“The Supervisory Board shall examine the efficiency of its activities on a regular basis.”
(section 5.6 of German Corporate Governance Code)
The German Corporate Governance Code recommends Supervisory Boards to perform regular efficiency reviews. Adopting this recommendation can – especially in the beginning – call for some rethinking and some effort from members of the Supervisory Board. However, regular efficiency checks provide significant value:
- Efficiency checks can significantly enhance the productivity of the board.
- Board members can demonstrate that they are fulfilling their role responsibly and may reduce personal liability risks or damage to their reputation.
The German Corporate Governance Code is silent on how to carry out an efficiency check in practice. Also the meaning of the expression “on a regular basis” is not explained, but most sources interpret it as “on a yearly basis”.
Supervisory Boards can tailor their review of efficiency to the individual circumstances of their company. Therefore, current practice shows a variety of ways to perform efficiency reviews. Basically, board members can apply the following alternative approaches:
Efficiency check based on standardized questionnaires
Standardized questionnaires allow supervisory boards to check their own efficiency on a regular basis and with relatively little effort. This questionnaire is designed so that every member of the Supervisory Board can complete it individually. We recommend that the results be evaluated anonymously, possibly by a member of the supervisory board, the auditor, or an external consultant and that the findings be discussed in a meeting conducted by the chairman of the supervisory board or another suitably qualified person. The results and their implications should be discussed by the board as a whole.
Deloitte offers the following detailed questionnaires as an aid to checking efficiency:
- Supervisory Board Self-evaluation – An aid to checking efficiency
- Audit Committee Self-evaluation – An aid to checking efficiency
Efficiency check tailored and moderated by an independent expert
The questionnaire focuses on evaluating the structure and work of the supervisory board. Additional strategic added value can be gained by examining whether the supervisory board deals with the right topics and hence is working effectively. This question can only be analyzed at the level of each enterprise. Thereby it can be helpful to have the evaluation process moderated by an independent expert, who can tailor the process to the specific situation of the enterprise and its supervisory board. In particular this enables a structured benchmarking of the efficiency of the supervisory board against other boards or against best practice.
Supervisory Board Self-evaluation
Supervisory boards not only have to cope with the increasing complexity of business operations but are constantly confronted with new legal requirements as well – recently, for example, the Act to Modernise Accounting Law (Bilanzrechtsmodernisierungsgesetz) and the Appropriateness of Executive Board Remuneration Act (Gesetz zur Angemessenheit der Vorstandsvergütung). At the same time, ever more demanding requirements for supervisory boards also entail a higher risk of personal liability.

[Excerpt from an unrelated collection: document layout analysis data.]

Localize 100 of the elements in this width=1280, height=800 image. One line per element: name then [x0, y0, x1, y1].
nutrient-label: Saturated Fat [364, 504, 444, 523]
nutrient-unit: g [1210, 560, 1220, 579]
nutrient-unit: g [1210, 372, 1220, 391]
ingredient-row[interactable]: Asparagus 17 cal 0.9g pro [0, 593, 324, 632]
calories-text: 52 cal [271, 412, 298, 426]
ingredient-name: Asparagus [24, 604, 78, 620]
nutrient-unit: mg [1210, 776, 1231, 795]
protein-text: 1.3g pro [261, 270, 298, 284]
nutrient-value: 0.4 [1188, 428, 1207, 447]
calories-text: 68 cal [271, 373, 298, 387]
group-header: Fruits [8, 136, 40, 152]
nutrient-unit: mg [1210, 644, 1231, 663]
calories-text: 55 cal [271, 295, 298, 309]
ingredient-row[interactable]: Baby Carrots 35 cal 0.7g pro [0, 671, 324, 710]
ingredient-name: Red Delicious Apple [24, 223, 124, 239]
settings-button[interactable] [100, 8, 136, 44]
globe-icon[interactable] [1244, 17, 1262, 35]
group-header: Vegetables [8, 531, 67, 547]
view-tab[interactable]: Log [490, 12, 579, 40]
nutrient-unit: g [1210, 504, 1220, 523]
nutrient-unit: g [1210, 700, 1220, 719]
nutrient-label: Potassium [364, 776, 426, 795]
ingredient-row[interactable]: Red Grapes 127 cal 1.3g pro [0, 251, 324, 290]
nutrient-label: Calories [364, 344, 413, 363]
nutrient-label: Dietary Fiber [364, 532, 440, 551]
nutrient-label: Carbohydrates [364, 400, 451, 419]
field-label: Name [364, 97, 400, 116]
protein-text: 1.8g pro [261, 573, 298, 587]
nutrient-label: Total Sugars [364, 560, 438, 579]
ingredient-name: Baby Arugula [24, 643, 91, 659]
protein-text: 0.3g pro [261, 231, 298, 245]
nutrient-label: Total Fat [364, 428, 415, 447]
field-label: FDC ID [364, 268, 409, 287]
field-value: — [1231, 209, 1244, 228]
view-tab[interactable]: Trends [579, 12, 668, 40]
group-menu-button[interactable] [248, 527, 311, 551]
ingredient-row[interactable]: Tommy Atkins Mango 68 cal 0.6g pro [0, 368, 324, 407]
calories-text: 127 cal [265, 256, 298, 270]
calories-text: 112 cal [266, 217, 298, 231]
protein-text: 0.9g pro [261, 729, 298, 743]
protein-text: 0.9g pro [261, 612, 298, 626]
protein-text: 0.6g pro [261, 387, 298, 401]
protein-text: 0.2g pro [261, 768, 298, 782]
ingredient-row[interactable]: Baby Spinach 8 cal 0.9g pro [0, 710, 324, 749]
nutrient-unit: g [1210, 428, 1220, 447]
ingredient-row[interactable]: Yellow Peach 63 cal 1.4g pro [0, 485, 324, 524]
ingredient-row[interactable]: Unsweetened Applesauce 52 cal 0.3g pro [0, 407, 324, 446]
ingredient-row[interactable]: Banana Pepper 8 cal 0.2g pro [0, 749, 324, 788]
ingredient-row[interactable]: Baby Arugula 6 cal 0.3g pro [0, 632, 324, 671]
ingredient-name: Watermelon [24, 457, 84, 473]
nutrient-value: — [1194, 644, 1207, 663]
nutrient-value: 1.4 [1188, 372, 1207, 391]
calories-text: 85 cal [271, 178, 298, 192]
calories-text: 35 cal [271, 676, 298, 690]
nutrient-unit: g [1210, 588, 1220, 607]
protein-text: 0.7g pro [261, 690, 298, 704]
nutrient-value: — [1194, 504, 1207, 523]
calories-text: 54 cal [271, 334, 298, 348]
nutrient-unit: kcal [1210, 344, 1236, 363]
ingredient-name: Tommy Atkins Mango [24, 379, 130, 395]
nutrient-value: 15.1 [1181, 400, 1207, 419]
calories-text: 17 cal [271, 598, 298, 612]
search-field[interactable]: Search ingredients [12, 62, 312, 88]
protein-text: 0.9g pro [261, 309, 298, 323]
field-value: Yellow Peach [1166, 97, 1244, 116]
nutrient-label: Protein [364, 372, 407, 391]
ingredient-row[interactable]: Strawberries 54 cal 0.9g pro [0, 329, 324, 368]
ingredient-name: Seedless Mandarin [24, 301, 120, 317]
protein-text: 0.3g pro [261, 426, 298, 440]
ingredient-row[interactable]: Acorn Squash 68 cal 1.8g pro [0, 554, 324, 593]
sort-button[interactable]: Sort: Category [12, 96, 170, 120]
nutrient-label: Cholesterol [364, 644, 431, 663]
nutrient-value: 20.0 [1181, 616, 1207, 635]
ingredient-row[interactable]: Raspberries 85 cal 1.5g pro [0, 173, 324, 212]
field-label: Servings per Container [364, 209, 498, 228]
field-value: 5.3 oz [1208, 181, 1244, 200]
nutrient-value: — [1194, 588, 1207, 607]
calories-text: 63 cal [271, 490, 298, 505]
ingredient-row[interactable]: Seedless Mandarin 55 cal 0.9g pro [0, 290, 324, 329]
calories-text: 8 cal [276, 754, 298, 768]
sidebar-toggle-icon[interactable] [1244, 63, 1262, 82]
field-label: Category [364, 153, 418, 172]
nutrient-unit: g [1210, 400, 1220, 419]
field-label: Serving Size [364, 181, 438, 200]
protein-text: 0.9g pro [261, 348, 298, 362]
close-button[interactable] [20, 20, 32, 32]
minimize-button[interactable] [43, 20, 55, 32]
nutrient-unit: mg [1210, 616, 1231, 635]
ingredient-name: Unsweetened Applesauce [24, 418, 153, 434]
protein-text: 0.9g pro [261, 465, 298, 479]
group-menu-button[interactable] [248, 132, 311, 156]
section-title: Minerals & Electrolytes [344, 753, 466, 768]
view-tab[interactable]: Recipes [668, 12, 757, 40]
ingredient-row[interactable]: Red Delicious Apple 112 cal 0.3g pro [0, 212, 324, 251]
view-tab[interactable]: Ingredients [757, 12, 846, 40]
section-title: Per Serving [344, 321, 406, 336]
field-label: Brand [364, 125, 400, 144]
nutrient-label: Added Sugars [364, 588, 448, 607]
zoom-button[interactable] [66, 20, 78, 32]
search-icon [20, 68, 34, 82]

The Deloitte questionnaire Supervisory Board Self-evaluation – An aid to checking efficiency allows Supervisory Boards to recognize high-risk areas on a timely basis and avoid liability risks. This detailed questionnaire can be tailored to the specific circumstances of individual companies and focuses on organizational topics such as board meetings, information and communication as well as the allocation of tasks. This makes the questionnaire a valuable tool supporting board members in fulfilling their duties. It allows Supervisory Boards to analyze their strengths and weaknesses systematically and hence creates a basis for identifying steps to improve the board’s performance.
Audit Committee Self-evaluation
Reviewing the efficiency of Supervisory Boards includes a review of the structure and work of these boards’ committees. Mainly, it is the Audit Committee that is in the spotlight, since this committee is responsible for an extremely wide range of tasks. Most recently, the Act to Modernise Accounting Law (Bilanzrechtsmodernisierungsgesetz) has assigned the essential tasks of assessing the effectiveness of internal controls and risk management systems to the Audit Committee.
Also, in many cases, the Supervisory Board confers to the Audit Committee the competency to make final decisions in important areas. The Supervisory Board should therefore take an unbiased view on the work of the Audit Committee.
The questionnaire Audit Committee Self-evaluation – An aid to checking efficiency has the same basic structure as the Deloitte-checklist for the self-evaluation for Supervisory Boards. The questions mainly relate to the composition of Audit Committees as well as to organizational questions such as meetings, information and communication. A special emphasis has been laid on reporting to the Supervisory Board and the assignment of tasks to the Audit Committee.